Как только Суворов узнал об отступлении французов, он дал приказ двигаться вперед: «По переправе через реку Треббию сильно бить, гнать и истреблять неприятеля холодным оружием, но покоряющимся давать пардон подтверждается. Не назначается места для следования армии, потому что неизвестно, какую дорогу избрать неприятель может, а предписывается только, на всех его путях скоро догоняя, храбро поражать». Вскоре Пьяченца была занята австрийцами Меласа, а колонна русских полков и австрийских драгун Розенберга настигла Макдональда (точнее — дивизию Виктора) у реки Нуры, и часть французских войск была окружена и пленена (взято 3 знамени, 4 орудия, 1029 человек пленных, в том числе легендарный во времена революционных войн Овернский полк, а также обоз и канцелярия генерала Виктора).

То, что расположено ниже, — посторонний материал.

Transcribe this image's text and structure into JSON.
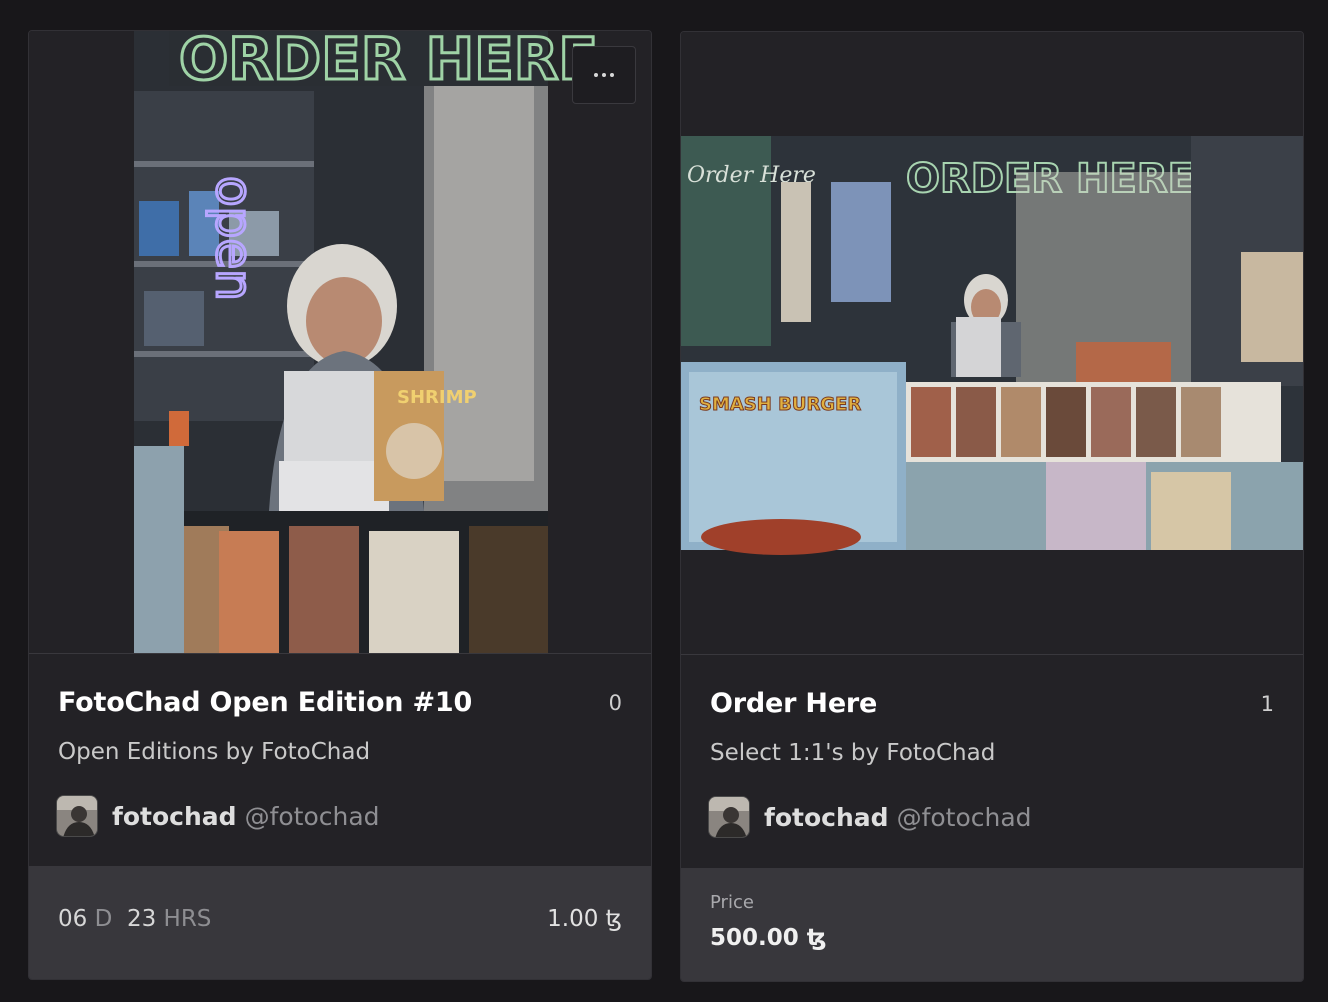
{
  "cards": [
    {
      "title": "FotoChad Open Edition #10",
      "count": "0",
      "collection": "Open Editions by FotoChad",
      "creator": {
        "name": "fotochad",
        "handle": "@fotochad"
      },
      "timer": {
        "days": "06",
        "days_unit": "D",
        "hours": "23",
        "hours_unit": "HRS"
      },
      "price": "1.00 ꜩ",
      "menu_icon": "more-horizontal-icon"
    },
    {
      "title": "Order Here",
      "count": "1",
      "collection": "Select 1:1's by FotoChad",
      "creator": {
        "name": "fotochad",
        "handle": "@fotochad"
      },
      "price_label": "Price",
      "price": "500.00 ꜩ"
    }
  ],
  "artwork_text": {
    "sign": "ORDER HERE",
    "neon": "open",
    "shrimp": "SHRIMP",
    "smash": "SMASH BURGER",
    "script": "Order Here"
  }
}
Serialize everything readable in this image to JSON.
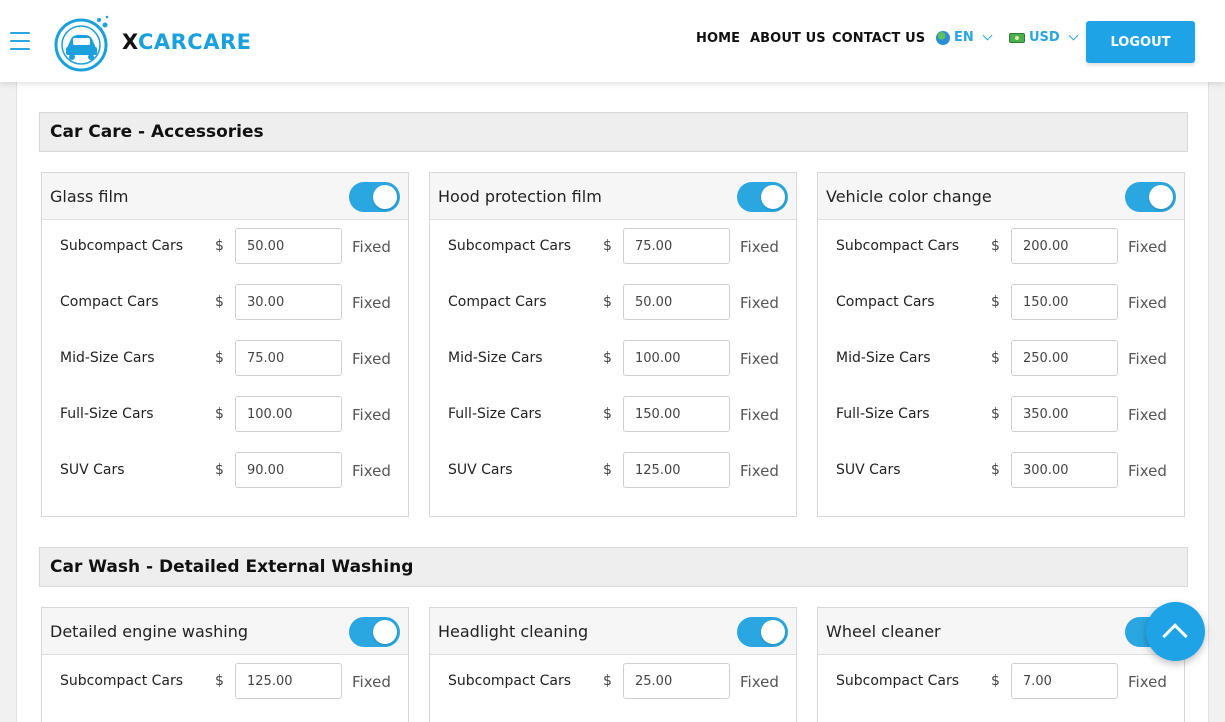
{
  "header": {
    "brand_x": "X",
    "brand_rest": "CARCARE",
    "nav": [
      "HOME",
      "ABOUT US",
      "CONTACT US"
    ],
    "language": "EN",
    "currency": "USD",
    "logout_label": "LOGOUT"
  },
  "sections": [
    {
      "title": "Car Care - Accessories",
      "panels": [
        {
          "title": "Glass film",
          "enabled": true,
          "rows": [
            {
              "label": "Subcompact Cars",
              "currency": "$",
              "value": "50.00",
              "type": "Fixed"
            },
            {
              "label": "Compact Cars",
              "currency": "$",
              "value": "30.00",
              "type": "Fixed"
            },
            {
              "label": "Mid-Size Cars",
              "currency": "$",
              "value": "75.00",
              "type": "Fixed"
            },
            {
              "label": "Full-Size Cars",
              "currency": "$",
              "value": "100.00",
              "type": "Fixed"
            },
            {
              "label": "SUV Cars",
              "currency": "$",
              "value": "90.00",
              "type": "Fixed"
            }
          ]
        },
        {
          "title": "Hood protection film",
          "enabled": true,
          "rows": [
            {
              "label": "Subcompact Cars",
              "currency": "$",
              "value": "75.00",
              "type": "Fixed"
            },
            {
              "label": "Compact Cars",
              "currency": "$",
              "value": "50.00",
              "type": "Fixed"
            },
            {
              "label": "Mid-Size Cars",
              "currency": "$",
              "value": "100.00",
              "type": "Fixed"
            },
            {
              "label": "Full-Size Cars",
              "currency": "$",
              "value": "150.00",
              "type": "Fixed"
            },
            {
              "label": "SUV Cars",
              "currency": "$",
              "value": "125.00",
              "type": "Fixed"
            }
          ]
        },
        {
          "title": "Vehicle color change",
          "enabled": true,
          "rows": [
            {
              "label": "Subcompact Cars",
              "currency": "$",
              "value": "200.00",
              "type": "Fixed"
            },
            {
              "label": "Compact Cars",
              "currency": "$",
              "value": "150.00",
              "type": "Fixed"
            },
            {
              "label": "Mid-Size Cars",
              "currency": "$",
              "value": "250.00",
              "type": "Fixed"
            },
            {
              "label": "Full-Size Cars",
              "currency": "$",
              "value": "350.00",
              "type": "Fixed"
            },
            {
              "label": "SUV Cars",
              "currency": "$",
              "value": "300.00",
              "type": "Fixed"
            }
          ]
        }
      ]
    },
    {
      "title": "Car Wash - Detailed External Washing",
      "panels": [
        {
          "title": "Detailed engine washing",
          "enabled": true,
          "rows": [
            {
              "label": "Subcompact Cars",
              "currency": "$",
              "value": "125.00",
              "type": "Fixed"
            }
          ]
        },
        {
          "title": "Headlight cleaning",
          "enabled": true,
          "rows": [
            {
              "label": "Subcompact Cars",
              "currency": "$",
              "value": "25.00",
              "type": "Fixed"
            }
          ]
        },
        {
          "title": "Wheel cleaner",
          "enabled": true,
          "rows": [
            {
              "label": "Subcompact Cars",
              "currency": "$",
              "value": "7.00",
              "type": "Fixed"
            }
          ]
        }
      ]
    }
  ]
}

Этот эпизод также отражен в формулярном списке Багратиона, и здесь мы вновь отмечаем, что общую победу значительной группировки войск в трехдневном сражении Багратион приписал только себе: «…побив на месте 1824, в плен взял 1606 человек, в том числе 1 шефа, 3 полковников, 116 офицеров, 13 знамен и две пушки». Впрочем, это простительное преувеличение, присущее всем храбрецам. Как замечал Н. А. Орлов, другой участник этого сражения Грязев «весьма цветисто рассказывает, что это он с 60 охотниками заставил Овернский полк положить оружие. Кажется, здесь проявляется слабость, общая большинству участников, приписывать всё себе и думать, что они служили центром событий».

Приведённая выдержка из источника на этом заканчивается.